Alfredo Castro Gómez nació en 1952 y se crió en Providencia, bajo el alero de cuatro hermanos (es el menor de tres hombres y dos mujeres), un papá doctor (que hizo el primer cambio de sexo en Chile en el Hospital Barros Luco) y socialista y una madre que murió cuando tenía diez años, por causa de un cáncer.
Su infancia fue solitaria y llena de imaginación. Fue su nana Marlinda quien tuvo que criarlo, al son de las rancheras, que se convirtieron en su obsesión hasta estos días.
En su adolescencia nació su pasión por el teatro al ver obras televisadas y su espíritu social, heredado de su padre. Por eso después de pasar por colegios particulares como el San Gabriel y Kent, decidió terminar su enseñanza media en el Liceo 11.
Apenas egresó se matriculó en la escuela de la Universidad de Chile pero lo echaron por participar en una huelga, por lo que terminó sus estudios con Fernando González.
“He tratado de ser consecuente con lo que pretendía ser desde que entré a estudiar teatro. Para mí, por una cuestión familiar y de educación, cualquier profesión que uno estudiara tenía el deber de convertirla en un servicio público y no quedársela para uno mismo ni disfrutarla para bien personal. Había una familia que trabajó para mí y un Estado que participó en mi educación al cual debía éticamente devolverle la mano. Estudié teatro por eso, porque me parecía que podía ofrecer socialmente algunas soluciones, como un cirujano operando o un ingeniero haciendo un puente, podía cooperar para una sociedad mejor, más digna e igualitaria”, explica.
-¿Cómo te proyectas terminando la vida?
“No sé, me gusta mucho mi escuela (“La Memoria”), mis alumnos, soy feliz haciendo clases. Me interesa poder contaminar a una generación con cosas buenas. Tengo la sensación, alguna certeza de que al haber hecho esta película puse en pantalla algo de lo que trato de enseñar, que podría llegar a hacer, si es que funciona, que me crean, que practico lo que predico. Estaría feliz con que eso sucediera”.

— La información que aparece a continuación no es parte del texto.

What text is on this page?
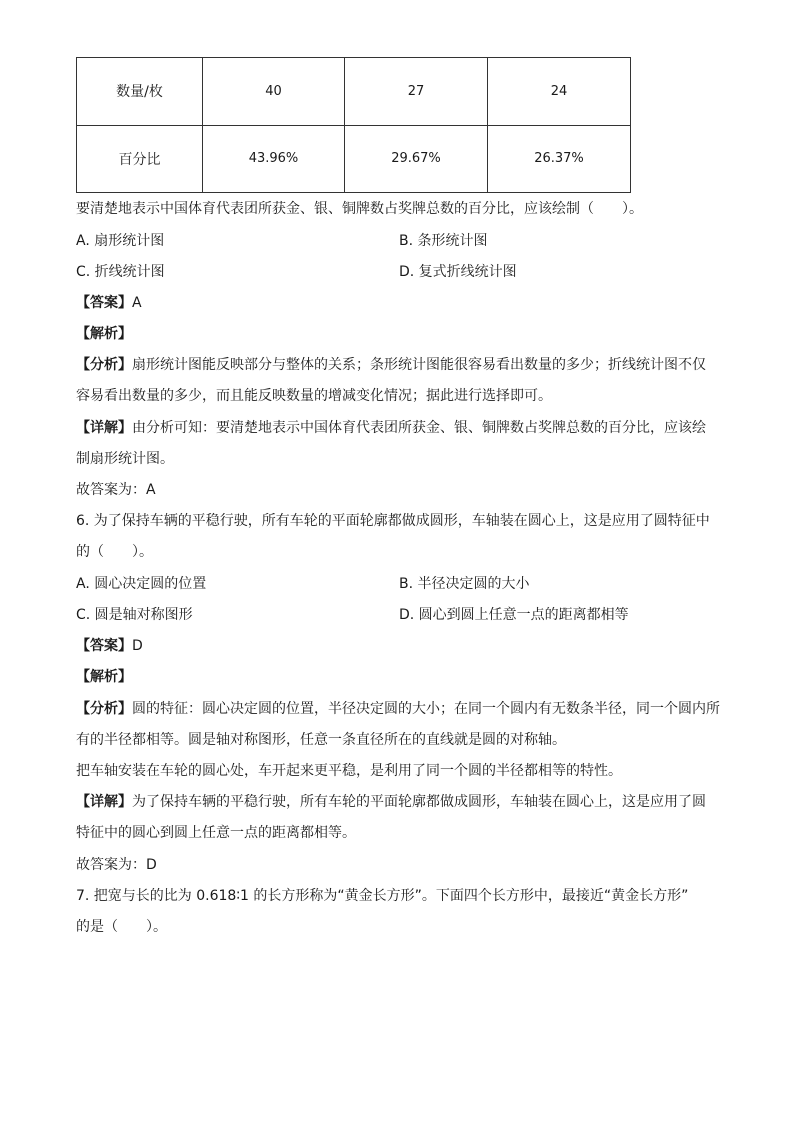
数量/枚	40	27	24
百分比	43.96%	29.67%	26.37%
要清楚地表示中国体育代表团所获金、银、铜牌数占奖牌总数的百分比，应该绘制（　　）。
A. 扇形统计图	B. 条形统计图
C. 折线统计图	D. 复式折线统计图
【答案】A
【解析】
【分析】扇形统计图能反映部分与整体的关系；条形统计图能很容易看出数量的多少；折线统计图不仅
容易看出数量的多少，而且能反映数量的增减变化情况；据此进行选择即可。
【详解】由分析可知：要清楚地表示中国体育代表团所获金、银、铜牌数占奖牌总数的百分比，应该绘
制扇形统计图。
故答案为：A
6. 为了保持车辆的平稳行驶，所有车轮的平面轮廓都做成圆形，车轴装在圆心上，这是应用了圆特征中
的（　　）。
A. 圆心决定圆的位置	B. 半径决定圆的大小
C. 圆是轴对称图形	D. 圆心到圆上任意一点的距离都相等
【答案】D
【解析】
【分析】圆的特征：圆心决定圆的位置，半径决定圆的大小；在同一个圆内有无数条半径，同一个圆内所
有的半径都相等。圆是轴对称图形，任意一条直径所在的直线就是圆的对称轴。
把车轴安装在车轮的圆心处，车开起来更平稳，是利用了同一个圆的半径都相等的特性。
【详解】为了保持车辆的平稳行驶，所有车轮的平面轮廓都做成圆形，车轴装在圆心上，这是应用了圆
特征中的圆心到圆上任意一点的距离都相等。
故答案为：D
7. 把宽与长的比为 0.618∶1 的长方形称为“黄金长方形”。下面四个长方形中，最接近“黄金长方形”
的是（　　）。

Ahora vive en Ñuñoa y dice que se moviliza feliz en el TranSantiago desde que vendió su camioneta. Está casado hace más de 10 años con la diseñadora teatral y actriz Taira Court, con la que se lleva 18 de diferencia y conoció cuando le hacía clases en la Academia de Fernando González. Juntos tienen a Agatha (8), que ya quiere seguir sus pasos e Ymara (14), hija del primer matrimonio de ella.
-¿Qué haces en tu tiempo libre?
“No he tenido mucho tiempo desde la filmación, que fue muy exigente y después vino la teleserie (“Viuda alegre”), teatro, clases y sólo dos semanas de vacaciones, luego Cannes y ahora el estreno. No he parado y estoy resintiendo un poco el cansancio pero es mi trabajo y lo asumo con mucha pasión, vehemencia y felicidad, es lo que corresponde y no estoy trabajando por mí ni para mí. Hay que ponerse a la altura de la historia, no puedo actuar con vanidad. Me gusta que a la película le vaya bien, me parece maravilloso por el cine chileno y por toda la gente que viene trabajando en ella”.

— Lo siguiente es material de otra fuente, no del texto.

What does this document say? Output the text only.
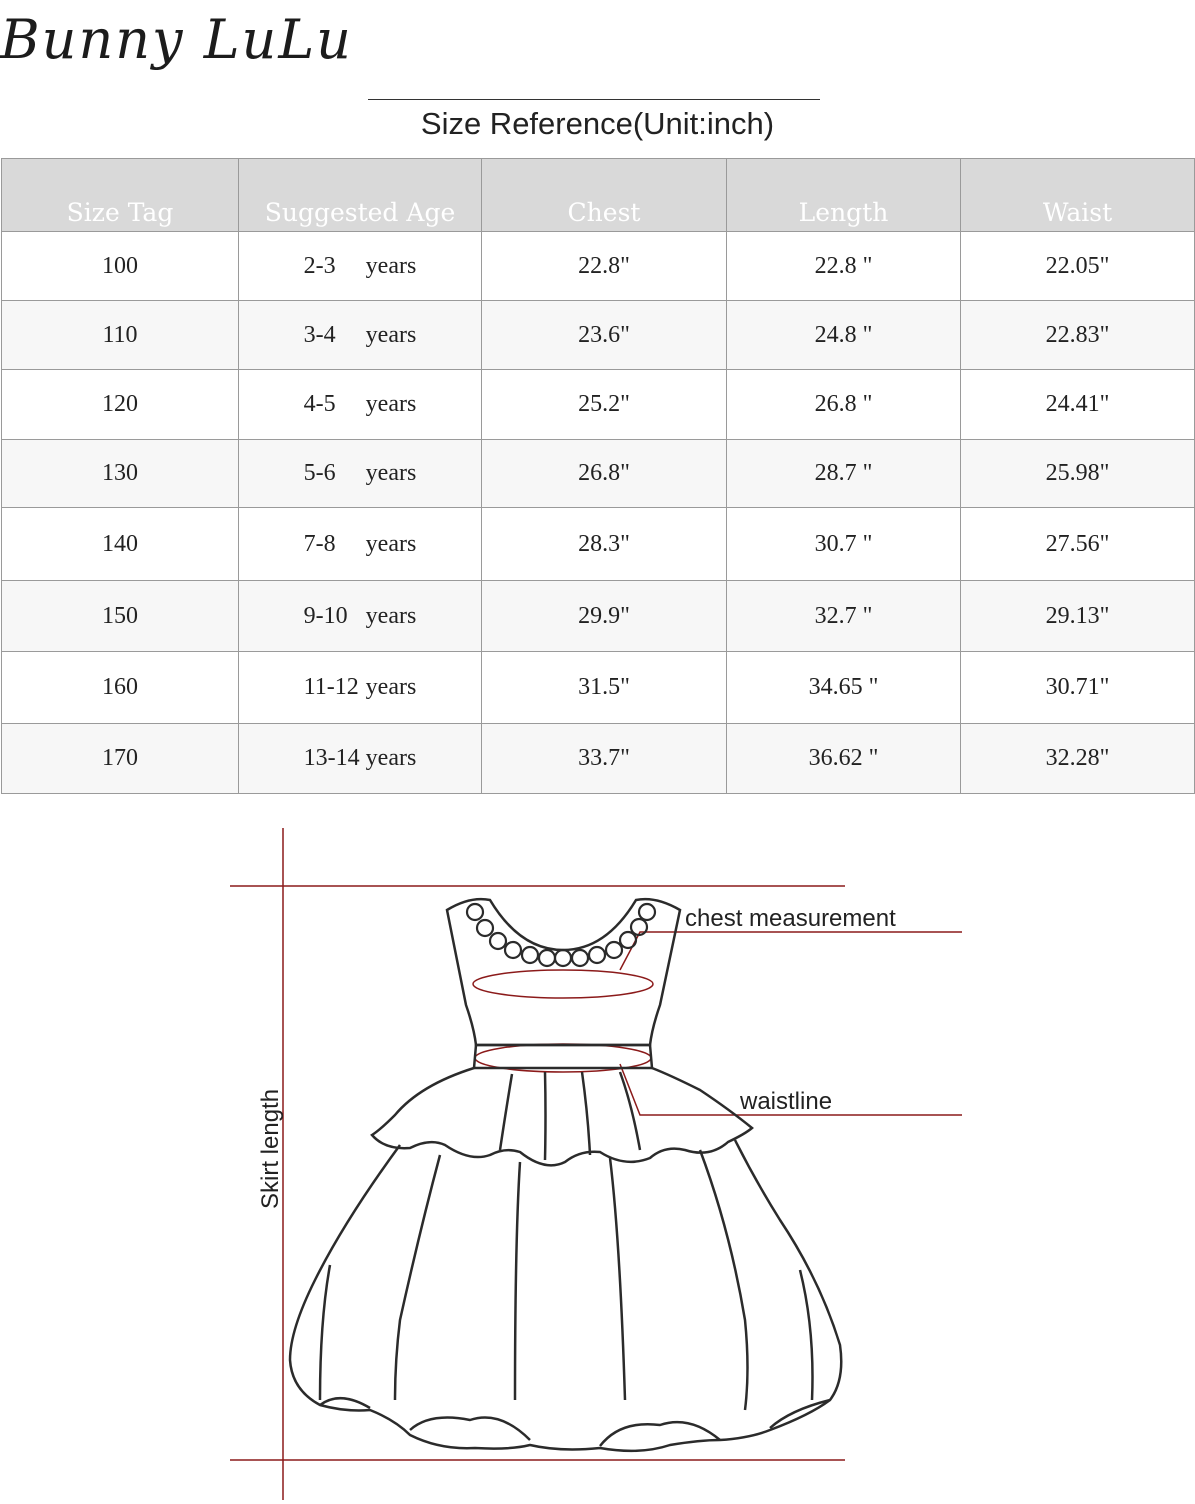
Bunny LuLu
Size Reference(Unit:inch)
Size Tag	Suggested Age	Chest	Length	Waist
100	2-3 years	22.8"	22.8 "	22.05"
110	3-4 years	23.6"	24.8 "	22.83"
120	4-5 years	25.2"	26.8 "	24.41"
130	5-6 years	26.8"	28.7 "	25.98"
140	7-8 years	28.3"	30.7 "	27.56"
150	9-10 years	29.9"	32.7 "	29.13"
160	11-12 years	31.5"	34.65 "	30.71"
170	13-14 years	33.7"	36.62 "	32.28"
chest measurement
waistline
Skirt length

-¿Pero cuando pase todo esto?
“Descansar los fines de semana con mis dos hijas que disfruto mucho, ir la playa (Tunquén), para que se me quiten las ojeras y despejarme un poco. Pero son ellas las que me bajan de todo esto”.
-Tu hija Agatha ya dice que quiere ser actriz, ¿te causa un poco de recelo?
(Entre carcajadas) “Ella anda sapeando, va conmigo a grabar, la graban y ella después se mira y se impresiona. Pero no, yo feliz, trabajo por la felicidad de mis hijas”.
-¿Vicio privado?
“Hacer una recopilación de las rancheras mexicanas menos conocidas, menos cantadas y grabadas que me llegan al alma por sus letras y que marcaron mi infancia. Y ahí de nuevo me encuentro con lo marginal, porque no hablo de Alejandro Fernández, me interesan esos conjuntos de chicas que cantan en una escuela de Linares, por ejemplo. Esa textura, más que la gran grabación, es mi obsesión, mi vicio”.